Il n'est pas impossible qu'ici, par exemple, on choisisse plutôt les secondes et qu'ailleurs, on choisisse plutôt les terminales en fonction de la situation de l'établissement. Philippe Vincent, secrétaire général du syndicat des personnels de directions SNPDEN-Unsaà franceinfo

Donc, il y a toute cette partie là à mettre sur pied. Il faut également s'assurer que les protocoles sanitaires en général ont été adoptés par nos conseils d'administration, qu'ils vont pouvoir être adaptés à des effectifs, des groupes. Par conséquent, je pense qu'on aura plutôt des retours partiels d'élèves en petits groupes à compter de jeudi et vendredi, voire de la semaine d'après.

Il ne devra y avoir que 15 élèves par classe. Est-ce possible ?

Cela veut dire que, sur un effectif de classe qui tourne plutôt autour de 35, il faut accueillir des groupes plutôt de 12, ce qui veut dire des rotations, ce qui veut dire des emplois du temps réassurés. Ça va quand même nous obliger à des accueils très partiels parce qu'on ne pourra pas de toute façon accueillir ensemble tous les élèves d'un même niveau. C'est impossible avec le protocole sanitaire, au plan pratique.

À quoi va servir une reprise dans ces conditions, sachant que quasiment tout est joué pour les élèves ?

Elle envoie un signal positif parce qu'on voit bien qu'on est dans une amélioration générale de la situation sanitaire sur le pays et donc la reprise est en phase avec l'évolution. Elle permet aussi de donner le signe que les lycées, finalement, ne sont pas restés complètement à l'écart du mouvement. Et puis, ça va permettre de revoir des élèves et ne serait-ce que ça, ce sera un impact positif.

L'oral du baccalauréat de français est supprimé cette année. Est-ce une bonne chose, selon vous ?
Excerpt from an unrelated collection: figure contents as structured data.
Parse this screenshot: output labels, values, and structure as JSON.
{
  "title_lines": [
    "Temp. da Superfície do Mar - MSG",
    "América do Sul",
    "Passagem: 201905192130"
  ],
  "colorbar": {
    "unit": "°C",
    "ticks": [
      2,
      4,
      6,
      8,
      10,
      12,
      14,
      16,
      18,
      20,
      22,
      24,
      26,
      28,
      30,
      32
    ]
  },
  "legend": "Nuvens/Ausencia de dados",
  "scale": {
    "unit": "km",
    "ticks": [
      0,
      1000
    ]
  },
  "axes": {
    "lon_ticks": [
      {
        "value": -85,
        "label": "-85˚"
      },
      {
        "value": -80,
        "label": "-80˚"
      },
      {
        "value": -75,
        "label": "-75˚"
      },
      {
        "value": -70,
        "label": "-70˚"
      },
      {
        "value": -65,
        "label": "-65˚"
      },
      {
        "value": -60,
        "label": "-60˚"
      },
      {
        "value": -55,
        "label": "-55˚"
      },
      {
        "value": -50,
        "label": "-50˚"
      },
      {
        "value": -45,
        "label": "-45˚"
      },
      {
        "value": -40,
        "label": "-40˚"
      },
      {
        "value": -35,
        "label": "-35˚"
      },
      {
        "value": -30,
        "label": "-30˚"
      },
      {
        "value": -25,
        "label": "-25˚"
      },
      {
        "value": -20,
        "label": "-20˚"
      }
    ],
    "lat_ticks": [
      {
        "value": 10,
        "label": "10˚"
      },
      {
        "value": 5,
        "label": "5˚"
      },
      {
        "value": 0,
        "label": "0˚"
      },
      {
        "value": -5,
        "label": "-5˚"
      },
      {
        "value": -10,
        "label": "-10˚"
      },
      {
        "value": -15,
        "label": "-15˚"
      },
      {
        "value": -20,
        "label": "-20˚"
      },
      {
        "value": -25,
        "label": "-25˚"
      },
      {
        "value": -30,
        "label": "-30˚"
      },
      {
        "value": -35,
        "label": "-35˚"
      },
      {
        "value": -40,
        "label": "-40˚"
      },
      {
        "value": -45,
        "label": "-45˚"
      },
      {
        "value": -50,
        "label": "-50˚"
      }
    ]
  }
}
Je pense que c'est cohérent. Il y avait une pression assez forte, y compris des élèves puisque les représentants des élèves au Conseil national de la vie lycéenne ont milité pour l'abandon de cette épreuve orale. Ça apporte aussi de la sérénité et du soulagement. Plus globalement, compte tenu de la réforme du baccalauréat, décider d'évaluer le français en contrôle continu, ça a le mérite d'une cohérence d'ensemble.